Starting today, Android device owners can begin testing live speech translation in the Google Translate app, which now relies on Gemini. The AI makes text translations sound more natural and nuanced than before.

Users can receive live translations of conversations, speeches, TV shows, and movies by opening the Google Translate app and syncing their device with any pair of headphones. Gemini attempts to preserve the speaker's tone, emphasis, and cadence. Both live and text translations can also localize idioms instead of translating them literally.

The beta is currently available on Android devices in the US, Mexico, and India. It supports over 70 languages, including English, Spanish, German, French, Russian, Ukrainian, Chinese, Japanese, Korean, standard Arabic, Palestinian Arabic, Hindi, Urdu, Zulu, and many more. Support for iOS and more countries is coming next year.

Meanwhile, Gemini-powered text translations are now available in the US and India and support 20 languages, including Spanish, Hindi, Chinese, Japanese, and German. Users can try them on the Android and iOS apps, as well as on the web.

Google's live translation closely resembles a feature Apple introduced with iOS 26 in June. Users with iPhones that support Apple Intelligence can receive live translations of text and verbal conversations. However, live audio translations support only a few AirPods models and only in Mandarin Chinese, English, French, German, Italian, Japanese, Korean, Portuguese, and European Spanish.

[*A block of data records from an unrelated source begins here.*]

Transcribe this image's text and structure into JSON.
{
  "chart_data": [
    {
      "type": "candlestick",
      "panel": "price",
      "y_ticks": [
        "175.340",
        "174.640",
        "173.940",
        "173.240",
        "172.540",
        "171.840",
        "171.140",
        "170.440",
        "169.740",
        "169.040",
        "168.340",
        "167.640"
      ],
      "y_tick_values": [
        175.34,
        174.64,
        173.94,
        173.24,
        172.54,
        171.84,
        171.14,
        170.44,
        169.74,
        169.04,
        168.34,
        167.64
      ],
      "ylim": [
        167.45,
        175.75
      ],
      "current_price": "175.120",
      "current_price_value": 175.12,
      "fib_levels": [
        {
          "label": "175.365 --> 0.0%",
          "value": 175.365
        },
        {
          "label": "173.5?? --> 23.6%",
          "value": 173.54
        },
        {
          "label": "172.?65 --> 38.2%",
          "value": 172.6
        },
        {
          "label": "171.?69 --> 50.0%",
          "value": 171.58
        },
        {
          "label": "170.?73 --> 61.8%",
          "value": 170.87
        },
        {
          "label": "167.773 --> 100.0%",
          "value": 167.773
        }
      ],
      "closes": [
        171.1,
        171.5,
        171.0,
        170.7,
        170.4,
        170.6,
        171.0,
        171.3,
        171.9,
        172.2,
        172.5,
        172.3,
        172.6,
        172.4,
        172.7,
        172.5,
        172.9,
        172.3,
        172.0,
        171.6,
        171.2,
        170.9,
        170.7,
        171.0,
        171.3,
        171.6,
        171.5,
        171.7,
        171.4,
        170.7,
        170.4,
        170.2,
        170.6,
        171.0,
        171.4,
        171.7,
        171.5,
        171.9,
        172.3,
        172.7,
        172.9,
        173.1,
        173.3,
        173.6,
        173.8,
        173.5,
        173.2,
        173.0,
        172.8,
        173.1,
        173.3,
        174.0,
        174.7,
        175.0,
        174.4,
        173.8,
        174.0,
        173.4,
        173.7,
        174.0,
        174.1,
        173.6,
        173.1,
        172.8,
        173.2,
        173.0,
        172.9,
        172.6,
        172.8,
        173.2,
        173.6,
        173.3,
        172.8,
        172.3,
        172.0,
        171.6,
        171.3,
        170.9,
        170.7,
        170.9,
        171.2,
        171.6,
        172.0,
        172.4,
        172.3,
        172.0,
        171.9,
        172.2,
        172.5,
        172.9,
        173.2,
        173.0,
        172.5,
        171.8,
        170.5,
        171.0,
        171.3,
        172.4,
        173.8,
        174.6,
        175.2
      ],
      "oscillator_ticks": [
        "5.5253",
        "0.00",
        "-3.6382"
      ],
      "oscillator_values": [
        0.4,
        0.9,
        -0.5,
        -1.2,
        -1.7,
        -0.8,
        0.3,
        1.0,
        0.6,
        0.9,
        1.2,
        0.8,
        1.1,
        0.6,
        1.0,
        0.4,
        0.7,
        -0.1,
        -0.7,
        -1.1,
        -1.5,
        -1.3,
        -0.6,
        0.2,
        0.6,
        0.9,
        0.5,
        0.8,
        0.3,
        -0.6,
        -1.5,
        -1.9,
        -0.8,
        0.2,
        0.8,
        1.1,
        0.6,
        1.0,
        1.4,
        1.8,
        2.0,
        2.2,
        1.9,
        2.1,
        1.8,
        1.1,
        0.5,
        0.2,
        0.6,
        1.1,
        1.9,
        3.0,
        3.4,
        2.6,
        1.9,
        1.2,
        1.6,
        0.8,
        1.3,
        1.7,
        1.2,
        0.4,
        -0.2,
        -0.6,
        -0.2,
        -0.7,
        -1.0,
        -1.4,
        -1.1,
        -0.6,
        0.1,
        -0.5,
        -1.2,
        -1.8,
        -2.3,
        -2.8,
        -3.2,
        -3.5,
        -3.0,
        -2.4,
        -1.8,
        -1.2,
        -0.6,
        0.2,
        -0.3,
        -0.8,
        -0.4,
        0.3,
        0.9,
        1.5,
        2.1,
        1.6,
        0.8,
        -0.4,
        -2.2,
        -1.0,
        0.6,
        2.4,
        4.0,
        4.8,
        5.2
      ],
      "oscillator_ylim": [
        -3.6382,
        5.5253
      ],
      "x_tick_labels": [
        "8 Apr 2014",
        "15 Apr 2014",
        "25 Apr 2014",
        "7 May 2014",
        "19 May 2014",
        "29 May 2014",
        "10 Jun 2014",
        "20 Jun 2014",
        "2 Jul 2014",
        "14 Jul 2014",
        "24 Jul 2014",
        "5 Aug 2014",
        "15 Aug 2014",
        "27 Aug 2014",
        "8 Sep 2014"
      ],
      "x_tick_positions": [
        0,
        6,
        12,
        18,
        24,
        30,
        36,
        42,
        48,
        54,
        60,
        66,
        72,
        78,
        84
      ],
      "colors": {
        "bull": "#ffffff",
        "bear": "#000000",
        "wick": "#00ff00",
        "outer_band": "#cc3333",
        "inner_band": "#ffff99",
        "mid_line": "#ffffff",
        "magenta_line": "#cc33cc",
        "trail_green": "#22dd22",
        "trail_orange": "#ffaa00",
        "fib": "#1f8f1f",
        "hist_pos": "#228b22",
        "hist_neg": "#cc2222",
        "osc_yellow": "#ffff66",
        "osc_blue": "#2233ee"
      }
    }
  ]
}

The difference in functionality likely reflects Google's aggressive investment in Gemini, which is quickly catching up to ChatGPT's user base. OpenAI recently pivoted its feature roadmap to focus on countering Google's progress. By comparison, Apple Intelligence is a latecomer to the AI battle and still relies on external models such as GPT. Google Translate's maturity compared to Apple's rival also helps explain Gemini's broader language support.

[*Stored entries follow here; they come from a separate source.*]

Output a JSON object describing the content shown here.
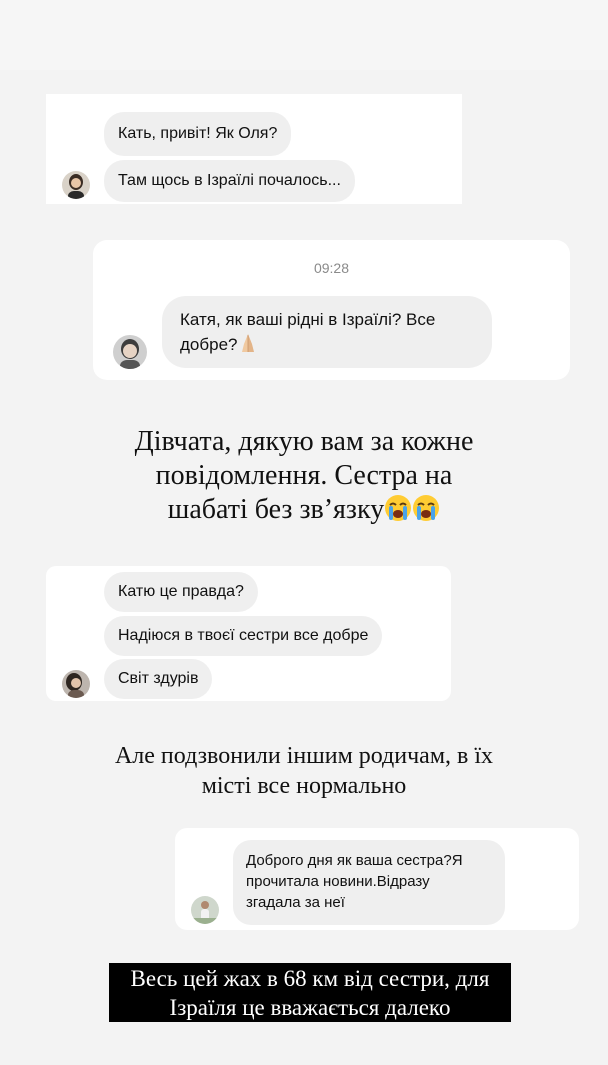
{
  "story": {
    "chat1": {
      "messages": [
        "Кать, привіт! Як Оля?",
        "Там щось в Ізраїлі почалось..."
      ]
    },
    "chat2": {
      "time": "09:28",
      "message_line1": "Катя, як ваші рідні в Ізраїлі? Все",
      "message_line2": "добре?",
      "emoji": "praying-hands-emoji"
    },
    "caption1": {
      "line1": "Дівчата, дякую вам за кожне",
      "line2": "повідомлення. Сестра на",
      "line3": "шабаті без зв’язку",
      "emoji": "loudly-crying-face-emoji"
    },
    "chat3": {
      "messages": [
        "Катю це правда?",
        "Надіюся в твоєї сестри все добре",
        "Світ здурів"
      ]
    },
    "caption2": {
      "line1": "Але подзвонили іншим родичам, в їх",
      "line2": "місті все нормально"
    },
    "chat4": {
      "line1": "Доброго дня як ваша сестра?Я",
      "line2": "прочитала новини.Відразу",
      "line3": "згадала за неї"
    },
    "caption3": {
      "line1": "Весь цей жах в 68 км від сестри, для",
      "line2": "Ізраїля це вважається далеко"
    }
  },
  "colors": {
    "background": "#f3f3f3",
    "bubble": "#efefef",
    "timestamp": "#8a8a8a",
    "caption_box": "#000000"
  }
}
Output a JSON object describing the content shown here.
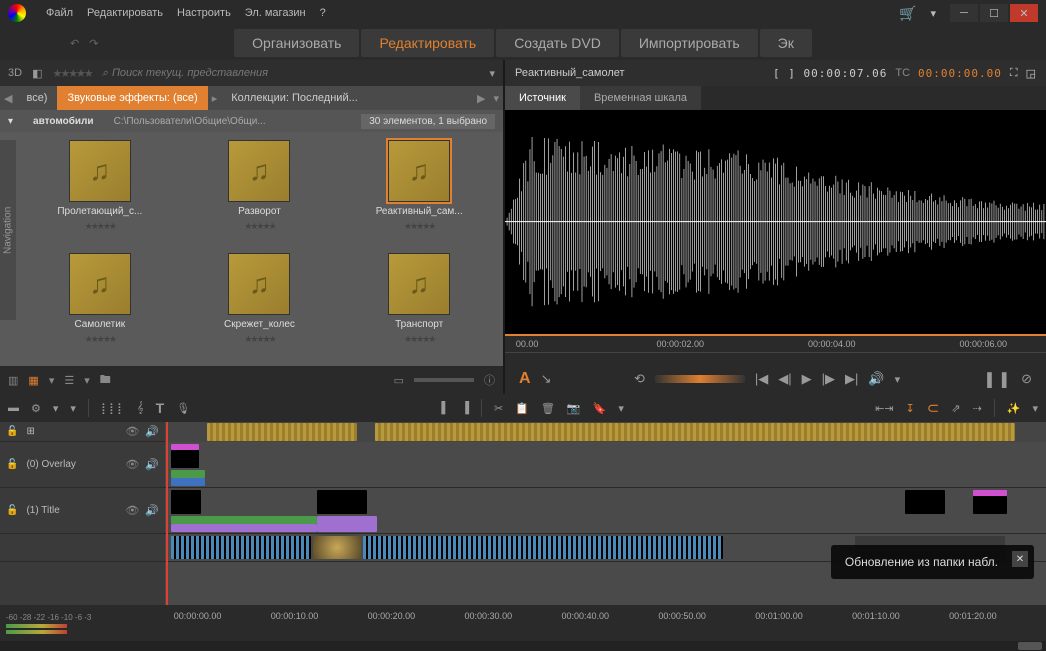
{
  "menu": {
    "file": "Файл",
    "edit": "Редактировать",
    "setup": "Настроить",
    "estore": "Эл. магазин"
  },
  "modes": {
    "organize": "Организовать",
    "edit": "Редактировать",
    "createdvd": "Создать DVD",
    "import": "Импортировать",
    "export": "Эк"
  },
  "library": {
    "mode3d": "3D",
    "search_placeholder": "Поиск текущ. представления",
    "bc_all": "все)",
    "bc_sound": "Звуковые эффекты: (все)",
    "bc_collections": "Коллекции: Последний...",
    "category": "автомобили",
    "path": "C:\\Пользователи\\Общие\\Общи...",
    "count": "30 элементов, 1 выбрано",
    "nav_label": "Navigation",
    "items": [
      {
        "label": "Пролетающий_с..."
      },
      {
        "label": "Разворот"
      },
      {
        "label": "Реактивный_сам...",
        "selected": true
      },
      {
        "label": "Самолетик"
      },
      {
        "label": "Скрежет_колес"
      },
      {
        "label": "Транспорт"
      }
    ]
  },
  "preview": {
    "clip_name": "Реактивный_самолет",
    "tc_in": "[ ] 00:00:07.06",
    "tc_label": "TC",
    "tc_master": "00:00:00.00",
    "tab_source": "Источник",
    "tab_timeline": "Временная шкала",
    "ticks": [
      "00.00",
      "00:00:02.00",
      "00:00:04.00",
      "00:00:06.00"
    ],
    "a_label": "A"
  },
  "timeline": {
    "tracks": [
      {
        "label": "(0) Overlay"
      },
      {
        "label": "(1) Title"
      }
    ],
    "meter_scale": "-60  -28 -22 -16 -10  -6  -3",
    "ruler": [
      "00:00:00.00",
      "00:00:10.00",
      "00:00:20.00",
      "00:00:30.00",
      "00:00:40.00",
      "00:00:50.00",
      "00:01:00.00",
      "00:01:10.00",
      "00:01:20.00"
    ]
  },
  "toast": {
    "message": "Обновление из папки набл."
  }
}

Google has also updated the Translate app's language learning tools. Resembling Duolingo, the courses now offer improved feedback and allow users to track daily progress. Support has also expanded to almost 20 new countries, including Germany, India, Sweden, and Taiwan.

New courses for English speakers include German and Portuguese. Meanwhile, English courses are now available for Bengali, Mandarin, Dutch, German, Hindi, Italian, Romanian, and Swedish speakers.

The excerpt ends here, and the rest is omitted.